June 2, 2012

Thoughts on Advanced .NET Debugging book

Here are some thoughts on Advanced .NET Debugging book.

The book is written from software development point of view. Examples reference to source code. Information is used in debugging examples taken from source code and from debugging symbol files. Therefore some examples are not applicable on binaries without source code information.

Most of the debugging examples rely on SOS and SOSEX Windbg plugins. Online help for those plugins are already available, and this book doesn't seem to add new information to them, albeit it demonstrates examples with snippet copied from Windbg command window.

ILDasm is a great tool but there is so little about it in this book. Particularly, I'd like to see, for example, that the information extracted from binaries by ILDasm can be used during debugging; a kind of guide to use statically acquired information during dynamic analysis.

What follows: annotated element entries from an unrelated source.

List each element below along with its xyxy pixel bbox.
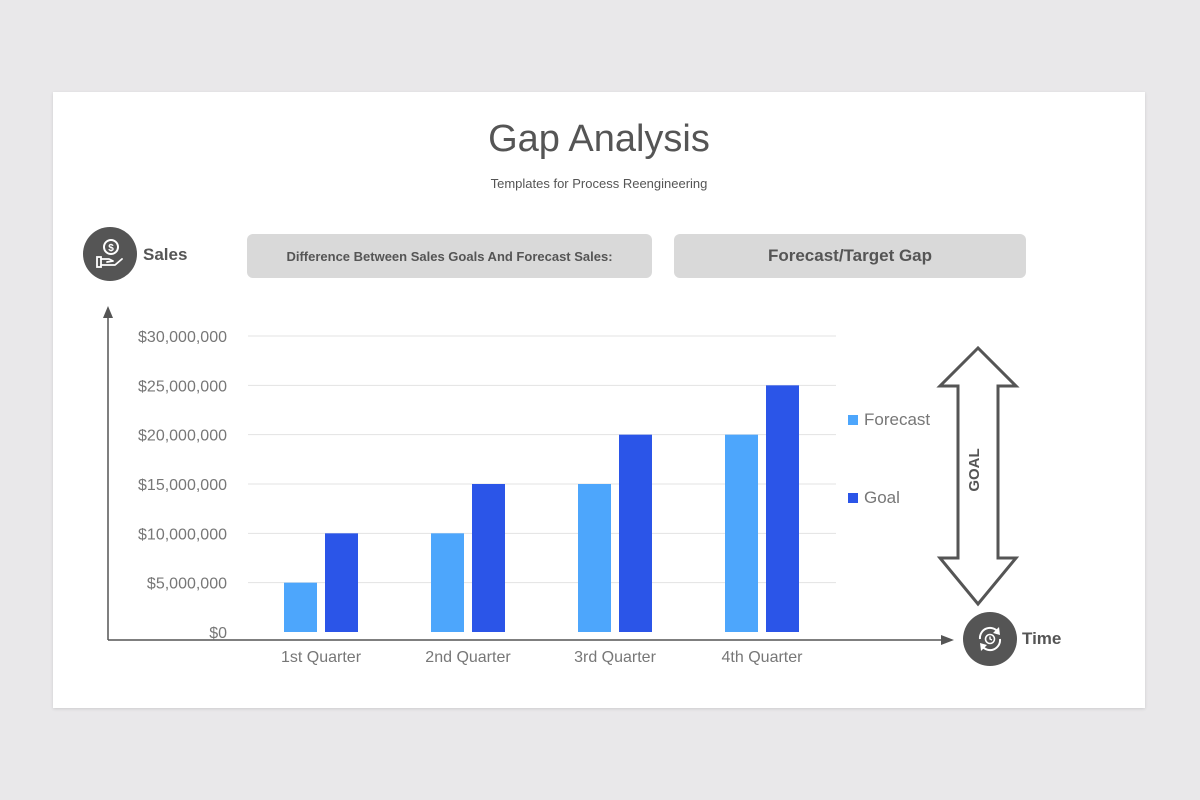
- bar-goal-2: [472, 484, 505, 632]
- y-tick-label: $30,000,000: [138, 329, 227, 346]
- slide: Gap Analysis Templates for Process Reeng…: [53, 92, 1145, 708]
- bar-forecast-1: [284, 582, 317, 632]
- difference-label: Difference Between Sales Goals And Forec…: [286, 248, 613, 264]
- y-axis-arrowhead: [103, 306, 113, 318]
- bar-forecast-2: [431, 533, 464, 632]
- bar-goal-1: [325, 533, 358, 632]
- x-tick-label: 2nd Quarter: [425, 649, 511, 666]
- y-tick-label: $25,000,000: [138, 378, 227, 395]
- sales-axis-label: Sales: [143, 245, 188, 264]
- money-hand-icon: $: [83, 227, 137, 281]
- y-tick-label: $0: [209, 625, 227, 642]
- legend-swatch-goal: [848, 493, 858, 503]
- chart-y-ticks: $0 $5,000,000 $10,000,000 $15,000,000 $20,00…: [138, 329, 227, 642]
- x-axis-arrowhead: [941, 635, 954, 645]
- svg-text:$: $: [108, 243, 114, 254]
- gap-label: Forecast/Target Gap: [767, 246, 933, 265]
- difference-label-box: Difference Between Sales Goals And Forec…: [247, 234, 652, 278]
- legend-label-goal: Goal: [864, 488, 900, 507]
- x-tick-label: 4th Quarter: [722, 649, 804, 666]
- time-axis-label: Time: [1022, 629, 1062, 648]
- page-subtitle: Templates for Process Reengineering: [490, 176, 708, 191]
- clock-cycle-icon: [963, 612, 1017, 666]
- bar-forecast-3: [578, 484, 611, 632]
- bar-goal-3: [619, 434, 652, 632]
- bar-forecast-4: [725, 434, 758, 632]
- chart-x-ticks: 1st Quarter 2nd Quarter 3rd Quarter 4th Qua…: [281, 649, 803, 666]
- y-tick-label: $20,000,000: [138, 428, 227, 445]
- bar-chart: $0 $5,000,000 $10,000,000 $15,000,000 $20,00…: [103, 306, 1020, 666]
- goal-double-arrow: [936, 345, 1020, 607]
- bar-goal-4: [766, 385, 799, 632]
- legend-label-forecast: Forecast: [864, 410, 931, 429]
- gap-label-box: Forecast/Target Gap: [674, 234, 1026, 278]
- x-tick-label: 1st Quarter: [281, 649, 362, 666]
- page-title: Gap Analysis: [488, 118, 710, 160]
- x-tick-label: 3rd Quarter: [574, 649, 656, 666]
- legend-item-forecast: Forecast: [848, 410, 930, 430]
- legend-swatch-forecast: [848, 415, 858, 425]
- goal-arrow-label: GOAL: [966, 448, 983, 491]
- y-tick-label: $10,000,000: [138, 526, 227, 543]
- legend-item-goal: Goal: [848, 488, 900, 508]
- chart-bars: [284, 385, 799, 632]
- y-tick-label: $15,000,000: [138, 477, 227, 494]
- y-tick-label: $5,000,000: [147, 576, 227, 593]
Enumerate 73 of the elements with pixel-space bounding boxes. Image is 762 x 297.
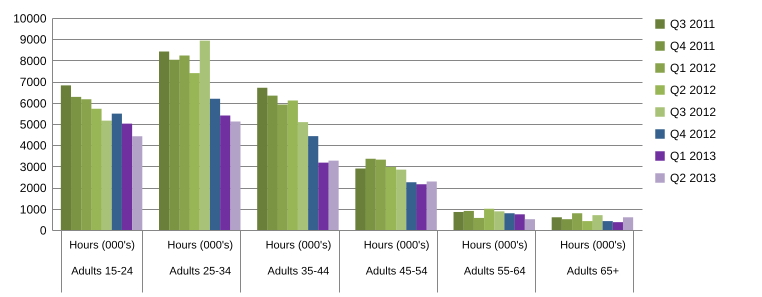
bar [366, 158, 376, 230]
category-label: Hours (000's) Adults 35-44 [266, 240, 332, 278]
y-tick-label: 7000 [20, 75, 47, 90]
bar [328, 160, 339, 230]
y-tick-label: 3000 [20, 160, 47, 174]
legend-label: Q3 2011 [670, 17, 716, 31]
bar [426, 181, 437, 230]
legend-label: Q2 2012 [670, 83, 716, 97]
legend-label: Q2 2013 [670, 171, 716, 185]
bar [91, 108, 102, 230]
bar [308, 136, 318, 230]
legend-label: Q4 2011 [670, 39, 716, 53]
bar [386, 166, 396, 230]
bar [81, 99, 92, 230]
bar [200, 40, 210, 230]
legend-label: Q1 2012 [670, 61, 716, 75]
bar [562, 219, 572, 230]
bar [298, 122, 308, 230]
bar [406, 182, 416, 230]
bar [318, 162, 328, 230]
bar [179, 56, 190, 230]
bar [220, 116, 230, 230]
bar [278, 104, 288, 230]
bar [257, 88, 268, 230]
bar [210, 98, 220, 230]
y-tick-label: 5000 [20, 118, 47, 132]
bar [552, 217, 562, 230]
y-tick-label: 6000 [20, 96, 47, 110]
bar [602, 221, 613, 230]
bar [572, 213, 582, 230]
bar [122, 124, 132, 230]
bar [514, 214, 525, 230]
bar [622, 217, 634, 230]
bar [112, 114, 122, 230]
bar [190, 73, 200, 230]
bar [71, 96, 82, 230]
y-tick-label: 9000 [20, 32, 47, 47]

The author describes some low-level structures in an accessible manner, but some topics aren't discussed while others are overwhelmed with theory. There is very little information about IL instructions, however I'd expect more on that because that's a key area to understand to effectively debug .NET programs.

The author doesn't go beyond a certain point when discussing certain topics, for example, it's not discussed how the code generation works that would be useful to match IL code blocks to their native counterparts. (MSDN describes how can be done this via profiler or debugging interfaces of .NET Framework.)

The figures about internal structures or flow charts, etc. seem to be simple and easy to follow them, I liked these parts.

I particularly liked the Managed Heap and Garbage Collection chapter.

If you're an engineer who wants to troubleshoot software failures this book is a good one to start with. However, if you're a reverse engineer who wants to debug binaries without having debug or source information available you might need an other book with different approach.